“Stiamo chiudendo il decreto Bollette. Sicuramente sarà in Consiglio dei ministro la prossima settimana“.
Così il ministro dell’Ambiente Gilberto Pichetto Fratin ha confermato che dopo mesi di attese è in dirittura d’arrivo – a meno di colpi di scena – un decreto che è stato annunciato più volte già l’anno scorso.
Alla fine, i soldi messi a disposizione del decreto saranno poco meno di tre miliardi di euro.
Sarebbe confermato come si apprende da fanpage il bonus da circa 55 euro all’anno sulle bollette della luce per le famiglie vulnerabili, mentre sono saltate alcune delle misure che erano rivolte alle aziende.
Il bonus bollette da 55 euro – la somma per il momento non è ancora confermata in via ufficiale – consiste in uno sconto sulle fatture della luce.
La misura è rivolta alle famiglie che sono in difficoltà economica, quelle considerate più vulnerabili ai prezzi alti dell’energia elettrica.
Una bozza del decreto circolata alla fine dello scorso anno indicava anche i requisiti da rispettare per ottenere il bonus.
Se questo testo sarà confermato, lo potranno coloro che hanno un Isee al di sotto dei 15mila euro.
La soglia si alzerà a 20mila euro per le famiglie che hanno almeno quattro figli a carico.

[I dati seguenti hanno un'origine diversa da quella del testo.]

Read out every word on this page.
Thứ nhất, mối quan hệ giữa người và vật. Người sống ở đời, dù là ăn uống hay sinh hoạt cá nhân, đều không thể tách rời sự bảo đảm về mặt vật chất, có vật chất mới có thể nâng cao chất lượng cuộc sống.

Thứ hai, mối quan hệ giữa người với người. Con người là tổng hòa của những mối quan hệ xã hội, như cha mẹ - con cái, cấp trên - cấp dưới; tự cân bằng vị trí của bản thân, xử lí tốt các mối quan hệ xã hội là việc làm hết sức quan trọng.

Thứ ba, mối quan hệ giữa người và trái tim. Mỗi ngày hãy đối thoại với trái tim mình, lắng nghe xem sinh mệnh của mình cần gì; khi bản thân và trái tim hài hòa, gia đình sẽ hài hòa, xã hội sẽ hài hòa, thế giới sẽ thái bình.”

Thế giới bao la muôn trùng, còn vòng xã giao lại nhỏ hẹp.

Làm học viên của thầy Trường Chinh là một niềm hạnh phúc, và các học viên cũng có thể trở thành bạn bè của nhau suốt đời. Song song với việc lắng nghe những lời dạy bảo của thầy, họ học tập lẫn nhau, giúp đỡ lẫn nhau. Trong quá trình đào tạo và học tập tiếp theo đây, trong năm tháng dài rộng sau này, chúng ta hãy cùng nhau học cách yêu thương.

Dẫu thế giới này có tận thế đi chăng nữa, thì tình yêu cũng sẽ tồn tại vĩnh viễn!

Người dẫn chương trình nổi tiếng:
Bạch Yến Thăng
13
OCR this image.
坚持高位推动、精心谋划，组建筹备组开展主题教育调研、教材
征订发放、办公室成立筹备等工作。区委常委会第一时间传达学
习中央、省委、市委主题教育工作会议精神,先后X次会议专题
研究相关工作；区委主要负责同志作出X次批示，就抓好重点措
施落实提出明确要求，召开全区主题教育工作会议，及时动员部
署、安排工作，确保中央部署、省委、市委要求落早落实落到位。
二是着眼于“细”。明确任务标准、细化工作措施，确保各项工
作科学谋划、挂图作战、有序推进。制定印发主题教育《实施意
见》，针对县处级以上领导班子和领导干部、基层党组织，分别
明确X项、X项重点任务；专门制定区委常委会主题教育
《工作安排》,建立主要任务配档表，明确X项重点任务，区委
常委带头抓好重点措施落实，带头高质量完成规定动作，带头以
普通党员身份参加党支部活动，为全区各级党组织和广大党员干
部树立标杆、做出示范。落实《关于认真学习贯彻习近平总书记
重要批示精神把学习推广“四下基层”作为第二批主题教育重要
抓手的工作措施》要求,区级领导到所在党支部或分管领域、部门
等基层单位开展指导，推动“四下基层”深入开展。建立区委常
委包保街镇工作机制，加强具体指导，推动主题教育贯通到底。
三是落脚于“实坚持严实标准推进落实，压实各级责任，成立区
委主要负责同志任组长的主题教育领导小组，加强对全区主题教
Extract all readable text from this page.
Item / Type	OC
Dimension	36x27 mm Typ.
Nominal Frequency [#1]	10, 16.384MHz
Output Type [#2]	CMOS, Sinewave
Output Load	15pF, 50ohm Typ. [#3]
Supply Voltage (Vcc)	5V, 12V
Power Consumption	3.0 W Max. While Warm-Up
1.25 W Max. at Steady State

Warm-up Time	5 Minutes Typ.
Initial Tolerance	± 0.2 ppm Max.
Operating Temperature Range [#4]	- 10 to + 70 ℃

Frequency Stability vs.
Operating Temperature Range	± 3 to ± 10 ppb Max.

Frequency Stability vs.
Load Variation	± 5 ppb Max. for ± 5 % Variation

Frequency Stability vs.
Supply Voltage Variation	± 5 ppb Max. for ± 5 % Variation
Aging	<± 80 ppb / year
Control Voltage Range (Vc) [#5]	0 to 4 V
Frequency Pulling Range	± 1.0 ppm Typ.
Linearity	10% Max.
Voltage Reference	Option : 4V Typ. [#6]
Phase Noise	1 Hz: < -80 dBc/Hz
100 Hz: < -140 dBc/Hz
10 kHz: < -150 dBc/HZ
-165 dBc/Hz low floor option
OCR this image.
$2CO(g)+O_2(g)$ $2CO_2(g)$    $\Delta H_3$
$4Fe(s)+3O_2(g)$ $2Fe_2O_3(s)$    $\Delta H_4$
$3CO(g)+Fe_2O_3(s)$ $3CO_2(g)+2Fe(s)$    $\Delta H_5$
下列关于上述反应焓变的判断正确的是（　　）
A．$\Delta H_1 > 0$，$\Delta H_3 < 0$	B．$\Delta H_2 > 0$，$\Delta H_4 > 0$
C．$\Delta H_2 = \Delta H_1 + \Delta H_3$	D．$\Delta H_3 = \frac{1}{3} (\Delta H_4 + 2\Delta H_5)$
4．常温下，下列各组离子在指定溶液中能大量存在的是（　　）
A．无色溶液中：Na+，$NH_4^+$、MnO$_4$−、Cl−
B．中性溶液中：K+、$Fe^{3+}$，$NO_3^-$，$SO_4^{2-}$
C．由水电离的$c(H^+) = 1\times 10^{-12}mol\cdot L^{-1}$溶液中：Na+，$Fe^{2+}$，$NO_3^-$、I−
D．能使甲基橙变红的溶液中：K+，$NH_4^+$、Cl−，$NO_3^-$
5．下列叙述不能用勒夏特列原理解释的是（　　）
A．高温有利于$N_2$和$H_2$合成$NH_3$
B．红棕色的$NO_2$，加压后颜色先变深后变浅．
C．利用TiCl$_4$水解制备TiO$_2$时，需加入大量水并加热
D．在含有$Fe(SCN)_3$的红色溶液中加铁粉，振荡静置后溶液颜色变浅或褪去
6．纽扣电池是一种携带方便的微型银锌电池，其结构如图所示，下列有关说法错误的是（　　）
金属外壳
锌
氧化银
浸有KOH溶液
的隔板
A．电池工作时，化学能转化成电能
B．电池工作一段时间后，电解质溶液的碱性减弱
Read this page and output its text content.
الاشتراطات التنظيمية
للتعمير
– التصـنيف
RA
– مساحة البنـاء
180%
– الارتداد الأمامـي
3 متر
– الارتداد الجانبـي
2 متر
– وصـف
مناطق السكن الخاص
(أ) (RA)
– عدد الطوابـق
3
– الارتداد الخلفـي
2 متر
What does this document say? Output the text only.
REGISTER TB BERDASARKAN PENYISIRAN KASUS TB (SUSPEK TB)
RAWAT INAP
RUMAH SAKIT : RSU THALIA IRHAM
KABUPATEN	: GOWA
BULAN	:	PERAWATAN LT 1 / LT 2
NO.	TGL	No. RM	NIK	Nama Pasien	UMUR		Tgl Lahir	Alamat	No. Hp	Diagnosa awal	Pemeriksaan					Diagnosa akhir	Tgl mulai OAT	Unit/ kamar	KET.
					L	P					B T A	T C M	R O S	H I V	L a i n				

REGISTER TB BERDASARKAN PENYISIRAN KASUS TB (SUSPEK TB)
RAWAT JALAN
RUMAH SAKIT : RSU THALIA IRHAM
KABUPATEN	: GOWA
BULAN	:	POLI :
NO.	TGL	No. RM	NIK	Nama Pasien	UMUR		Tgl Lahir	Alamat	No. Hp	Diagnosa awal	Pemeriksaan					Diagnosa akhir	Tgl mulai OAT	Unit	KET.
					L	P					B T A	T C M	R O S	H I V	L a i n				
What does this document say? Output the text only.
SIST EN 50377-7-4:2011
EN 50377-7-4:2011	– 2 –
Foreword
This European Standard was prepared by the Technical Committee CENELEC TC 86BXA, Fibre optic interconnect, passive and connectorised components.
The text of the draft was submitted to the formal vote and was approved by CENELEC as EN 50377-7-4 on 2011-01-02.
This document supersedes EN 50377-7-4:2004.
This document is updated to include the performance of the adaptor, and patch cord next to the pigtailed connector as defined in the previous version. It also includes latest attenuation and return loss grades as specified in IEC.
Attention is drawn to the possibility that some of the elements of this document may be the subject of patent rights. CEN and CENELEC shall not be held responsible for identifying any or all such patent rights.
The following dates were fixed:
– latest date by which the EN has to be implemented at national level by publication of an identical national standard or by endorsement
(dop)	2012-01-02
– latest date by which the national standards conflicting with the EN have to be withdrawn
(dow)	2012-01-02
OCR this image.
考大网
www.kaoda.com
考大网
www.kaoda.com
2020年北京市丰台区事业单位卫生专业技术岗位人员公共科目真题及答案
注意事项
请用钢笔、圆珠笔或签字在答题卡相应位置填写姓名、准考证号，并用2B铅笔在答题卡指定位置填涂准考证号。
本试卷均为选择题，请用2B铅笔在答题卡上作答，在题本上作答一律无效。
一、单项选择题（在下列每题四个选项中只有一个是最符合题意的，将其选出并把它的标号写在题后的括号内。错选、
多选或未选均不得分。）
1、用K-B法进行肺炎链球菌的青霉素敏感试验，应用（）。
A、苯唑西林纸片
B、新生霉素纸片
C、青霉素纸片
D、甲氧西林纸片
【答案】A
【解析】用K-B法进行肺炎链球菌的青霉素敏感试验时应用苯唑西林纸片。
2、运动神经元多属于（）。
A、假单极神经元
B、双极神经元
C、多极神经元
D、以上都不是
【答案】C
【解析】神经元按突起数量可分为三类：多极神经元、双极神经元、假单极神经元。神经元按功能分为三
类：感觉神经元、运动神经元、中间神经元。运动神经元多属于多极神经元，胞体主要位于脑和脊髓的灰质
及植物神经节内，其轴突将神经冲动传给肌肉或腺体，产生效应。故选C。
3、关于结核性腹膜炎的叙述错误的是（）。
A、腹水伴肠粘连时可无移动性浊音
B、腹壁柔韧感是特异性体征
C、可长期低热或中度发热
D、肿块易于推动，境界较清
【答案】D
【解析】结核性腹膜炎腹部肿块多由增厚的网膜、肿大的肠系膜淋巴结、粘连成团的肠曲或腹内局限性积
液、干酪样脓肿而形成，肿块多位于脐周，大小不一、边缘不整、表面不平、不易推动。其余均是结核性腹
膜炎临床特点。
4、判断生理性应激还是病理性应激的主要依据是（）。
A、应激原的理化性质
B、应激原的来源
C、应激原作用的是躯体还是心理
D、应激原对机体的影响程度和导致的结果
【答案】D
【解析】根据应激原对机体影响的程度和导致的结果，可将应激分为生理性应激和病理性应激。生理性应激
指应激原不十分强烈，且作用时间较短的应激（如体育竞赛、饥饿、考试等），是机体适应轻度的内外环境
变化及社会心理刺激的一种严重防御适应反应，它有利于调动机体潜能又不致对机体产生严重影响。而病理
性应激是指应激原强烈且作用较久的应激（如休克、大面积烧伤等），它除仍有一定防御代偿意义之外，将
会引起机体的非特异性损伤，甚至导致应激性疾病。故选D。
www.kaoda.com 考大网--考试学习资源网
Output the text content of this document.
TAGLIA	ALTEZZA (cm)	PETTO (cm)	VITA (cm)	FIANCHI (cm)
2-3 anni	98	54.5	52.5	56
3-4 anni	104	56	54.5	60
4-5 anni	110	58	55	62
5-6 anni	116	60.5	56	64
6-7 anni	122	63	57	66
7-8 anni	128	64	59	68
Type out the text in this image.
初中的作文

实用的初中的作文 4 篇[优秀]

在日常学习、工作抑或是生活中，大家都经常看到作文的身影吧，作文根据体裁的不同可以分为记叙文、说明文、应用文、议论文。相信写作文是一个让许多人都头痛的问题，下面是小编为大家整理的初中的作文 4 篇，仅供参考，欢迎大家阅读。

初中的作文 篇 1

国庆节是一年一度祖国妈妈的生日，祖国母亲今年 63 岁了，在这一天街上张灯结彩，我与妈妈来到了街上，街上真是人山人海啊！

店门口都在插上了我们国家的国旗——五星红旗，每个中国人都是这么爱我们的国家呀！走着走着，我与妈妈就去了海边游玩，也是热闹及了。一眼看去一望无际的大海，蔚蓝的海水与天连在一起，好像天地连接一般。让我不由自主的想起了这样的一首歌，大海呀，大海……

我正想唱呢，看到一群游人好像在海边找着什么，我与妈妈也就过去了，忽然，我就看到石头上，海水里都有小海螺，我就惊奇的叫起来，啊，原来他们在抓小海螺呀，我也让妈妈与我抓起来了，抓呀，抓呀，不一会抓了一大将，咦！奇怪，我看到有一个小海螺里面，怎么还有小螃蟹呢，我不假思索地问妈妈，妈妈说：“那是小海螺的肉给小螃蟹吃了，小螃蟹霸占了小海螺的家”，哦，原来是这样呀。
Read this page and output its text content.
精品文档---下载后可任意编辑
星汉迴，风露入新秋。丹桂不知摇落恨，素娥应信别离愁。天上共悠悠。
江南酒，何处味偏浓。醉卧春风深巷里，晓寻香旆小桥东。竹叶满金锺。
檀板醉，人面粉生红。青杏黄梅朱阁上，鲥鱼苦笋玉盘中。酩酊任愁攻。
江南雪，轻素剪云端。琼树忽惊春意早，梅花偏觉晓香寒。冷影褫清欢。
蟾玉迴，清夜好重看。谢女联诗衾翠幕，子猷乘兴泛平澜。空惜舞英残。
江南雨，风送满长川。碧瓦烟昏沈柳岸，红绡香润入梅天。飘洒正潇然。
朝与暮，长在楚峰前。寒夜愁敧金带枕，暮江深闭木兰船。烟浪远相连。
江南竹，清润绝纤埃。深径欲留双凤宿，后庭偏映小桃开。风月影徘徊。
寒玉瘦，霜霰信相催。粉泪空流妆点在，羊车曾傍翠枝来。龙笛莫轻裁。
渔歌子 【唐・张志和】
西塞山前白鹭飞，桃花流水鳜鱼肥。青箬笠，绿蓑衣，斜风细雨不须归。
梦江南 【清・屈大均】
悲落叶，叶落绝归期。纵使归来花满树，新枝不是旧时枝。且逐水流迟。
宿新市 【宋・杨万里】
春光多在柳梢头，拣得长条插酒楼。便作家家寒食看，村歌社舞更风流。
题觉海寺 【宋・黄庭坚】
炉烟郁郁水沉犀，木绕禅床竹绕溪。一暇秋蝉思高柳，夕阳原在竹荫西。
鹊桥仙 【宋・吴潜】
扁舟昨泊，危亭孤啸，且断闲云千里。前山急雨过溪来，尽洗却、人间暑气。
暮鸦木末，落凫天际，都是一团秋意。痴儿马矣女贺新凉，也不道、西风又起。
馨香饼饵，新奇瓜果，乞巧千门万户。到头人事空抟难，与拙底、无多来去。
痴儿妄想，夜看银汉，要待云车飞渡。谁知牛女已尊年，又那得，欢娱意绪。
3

Una parte della platea del nuovo bonus bollette da 55 euro corrisponde a quella del bonus sociale luce e gas.
Questo sconto automatico viene erogato a chi ha Isee al di sotto di 9.530 euro.
Chi rispetta i requisiti per entrambe le misure le potrà cumulare: non si escluderanno a vicenda. Lo sconto di 55 euro, quindi, scatterà in aggiunta oltre a quello del bonus sociale.
Non è ancora chiaro quali saranno le tempistiche per il via al bonus bollette da 55 euro.
Se la tabella di marcia annunciata dal ministro dell’Ambiente viene confermata, la settimana prossima il Consiglio dei ministri si riunirà e varerà il decreto legge.
Questo poi dovrà essere pubblicato in Gazzetta ufficiale ed entrerà in vigore. Ma i passaggi non finiranno qui.
Dato che si tratta di un’operazione tecnica con una certa complessità, il decreto indicherà la le linee generali dovrà indicare le alter disposizioni che servono per mettere davvero in pratica la misura.
Potrebbero essere chiamati in causa, per esempio, proprio il ministero dell’Ambiente o anche l’Arera (l’autorità pubblica che si occupa di energia).
Serviranno interventi precisi per individuare i beneficiari e gestire l’erogazione degli sconti. Sembra quasi certo, quindi, che prima di vederne i benefici passeranno alcune settimane o anche mesi.
Anche per questo, dall’opposizione sono arrivate delle critiche: Il ministro Pichetto annuncia per l’ennesima volta l’arrivo in Cdm del decreto Energia. Sarà vero o sarà l’ennesima falsa partenza?
Vogliamo capire se intendono introdurre misure strutturali e disaccoppiare il costo dell’energia dal gas o se ci propinano l’ennesimo inutile bonus. Al momento siamo alla politica energetica fatta con gli annunci”, ha detto la deputata di Alleanza Verdi-Sinistra Francesca Ghirra.
Il decreto lancerà anche alcuni benefici rivolte alle imprese.
Si parla, ad esempio, di misure per compensare il fatto che sul mercato italiano il prezzo all’ingrosso del gas è più alto rispetto a quello della Borsa di Amsterdam, che fa riferimento in Europa.
Sul tavolo, quindi, ci sarebbe un risarcimento da due euro al megawattora. In parte sarà pagato vendendo un po’ del gas che l’Italia ha accumulato, in parte grazie alla tassa europea sulle emissioni inquinanti di CO2.
In più, per andare avanti sul progetto di disaccoppiare il prezzo dell’energia elettrica da quello del gas, si dovrebbe puntare su dei contratti per l’energia rinnovabile, a lungo termine, che le imprese potrebbero stipulare con la garanzia del Gestore dei servizi energetici.
Saltate invece due delle misure più ‘ambiziose’. Non ci saranno gli incentivi alle rinnovabili di lungo periodo, e neanche un intervento diretto sugli oneri di sistema.
Questi interventi rischiavano di infrangere le norme Ue che vietano gli aiuti di Stato.